Au chant trop policé, Dorothea Röschmann préfère la vérité douloureuse des êtres.

On ne chante plus comme ça, si plein, si vibrant, éliminant avec un goût si sûr toute mièvrerie, toute fadeur. Seul ici le " Zeffiretti lusinghieri " d’Ilia (Idoménée) nous rappelle qu’encore en 2004, à Salzbourg, Dorothea Röschmann était la plus exquise et frêle Ilia qui soit, sensible et traçant sa ligne comme la jeune Jurinac, et que personne au monde ne soupirait Pamina comme elle. La voix évidemment s’est corsée, élargie, a pris un or plus sombre. Et indéniablement (on est ici en concert) un son par-ci par-là, tel aigu en fin de phrase, pourra échapper à son contrôle. Drame oblige, et il n’y a que ça dans tous les airs ici groupés. Jamais elle n’affadit, n’édulcore, mais laisse la déchirure à nu, et tant pis si ça se marque dans la voix. Mais la tenue de la ligne de chant est souveraine ; le legato est archet à la corde, la tension, la vibration d’âme le faisant presque éclater.
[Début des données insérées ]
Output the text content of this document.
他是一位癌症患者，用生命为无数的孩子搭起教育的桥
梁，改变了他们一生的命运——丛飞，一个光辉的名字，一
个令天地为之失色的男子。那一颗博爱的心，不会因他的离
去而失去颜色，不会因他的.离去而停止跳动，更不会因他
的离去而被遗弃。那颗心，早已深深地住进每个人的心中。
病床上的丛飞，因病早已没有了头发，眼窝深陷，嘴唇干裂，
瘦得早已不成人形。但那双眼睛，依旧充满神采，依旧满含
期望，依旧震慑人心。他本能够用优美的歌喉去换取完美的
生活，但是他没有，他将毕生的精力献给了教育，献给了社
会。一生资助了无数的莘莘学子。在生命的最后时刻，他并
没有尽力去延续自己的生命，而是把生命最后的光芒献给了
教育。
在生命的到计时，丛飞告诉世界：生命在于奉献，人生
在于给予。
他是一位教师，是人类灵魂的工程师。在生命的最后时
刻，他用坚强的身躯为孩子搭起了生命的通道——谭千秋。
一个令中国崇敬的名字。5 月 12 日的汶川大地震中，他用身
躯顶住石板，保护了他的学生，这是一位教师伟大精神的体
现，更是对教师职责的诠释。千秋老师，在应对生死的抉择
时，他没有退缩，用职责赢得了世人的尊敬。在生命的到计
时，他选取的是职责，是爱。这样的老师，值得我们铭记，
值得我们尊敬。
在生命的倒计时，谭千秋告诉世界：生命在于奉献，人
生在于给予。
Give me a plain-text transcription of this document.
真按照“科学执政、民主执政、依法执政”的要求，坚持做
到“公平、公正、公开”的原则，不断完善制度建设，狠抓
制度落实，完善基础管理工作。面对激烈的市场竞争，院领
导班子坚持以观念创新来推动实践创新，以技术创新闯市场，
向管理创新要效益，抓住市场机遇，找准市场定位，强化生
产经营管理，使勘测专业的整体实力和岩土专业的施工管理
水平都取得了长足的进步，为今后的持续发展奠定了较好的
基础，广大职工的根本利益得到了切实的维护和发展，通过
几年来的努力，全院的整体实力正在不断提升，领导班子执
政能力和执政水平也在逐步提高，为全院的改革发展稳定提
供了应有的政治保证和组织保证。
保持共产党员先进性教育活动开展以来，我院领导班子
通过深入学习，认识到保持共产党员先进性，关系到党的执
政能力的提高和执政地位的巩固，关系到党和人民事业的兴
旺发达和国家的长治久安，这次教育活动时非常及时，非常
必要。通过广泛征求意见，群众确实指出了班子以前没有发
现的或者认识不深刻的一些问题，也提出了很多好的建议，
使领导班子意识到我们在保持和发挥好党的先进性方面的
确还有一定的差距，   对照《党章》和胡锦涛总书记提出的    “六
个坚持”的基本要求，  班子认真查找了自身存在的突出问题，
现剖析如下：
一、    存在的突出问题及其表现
Le récitatif devient absolue musique et impose la scène là où d’autres ne mettront que des mots : c’est d’une évidence et d’une autorité à la Callas, rompant la voix, pas fait pour plaire, mais donnant un vrai frisson, le " baratro mortale " d’Elvire (" In quali eccessi ") étant à cet égard vertigineux.
Quelques-uns haïront qu’une voix, cherchant la vérité du coeur déchiré et essentiellement cela, prenne tant de risques. Mais les croches terminales soulevées d’un souffle dans " Porgi, amor ", la récapitulation de " Dove sono ", le retour sur elle de Vitellia sont le chant mozartien le plus incarné, le mieux tenu pourtant, et expressif, qu’on puisse entendre aujourd’hui. C’est Mozart mis à nu. Croyez-moi: c’est le seul vrai, il fait le plus d’usage.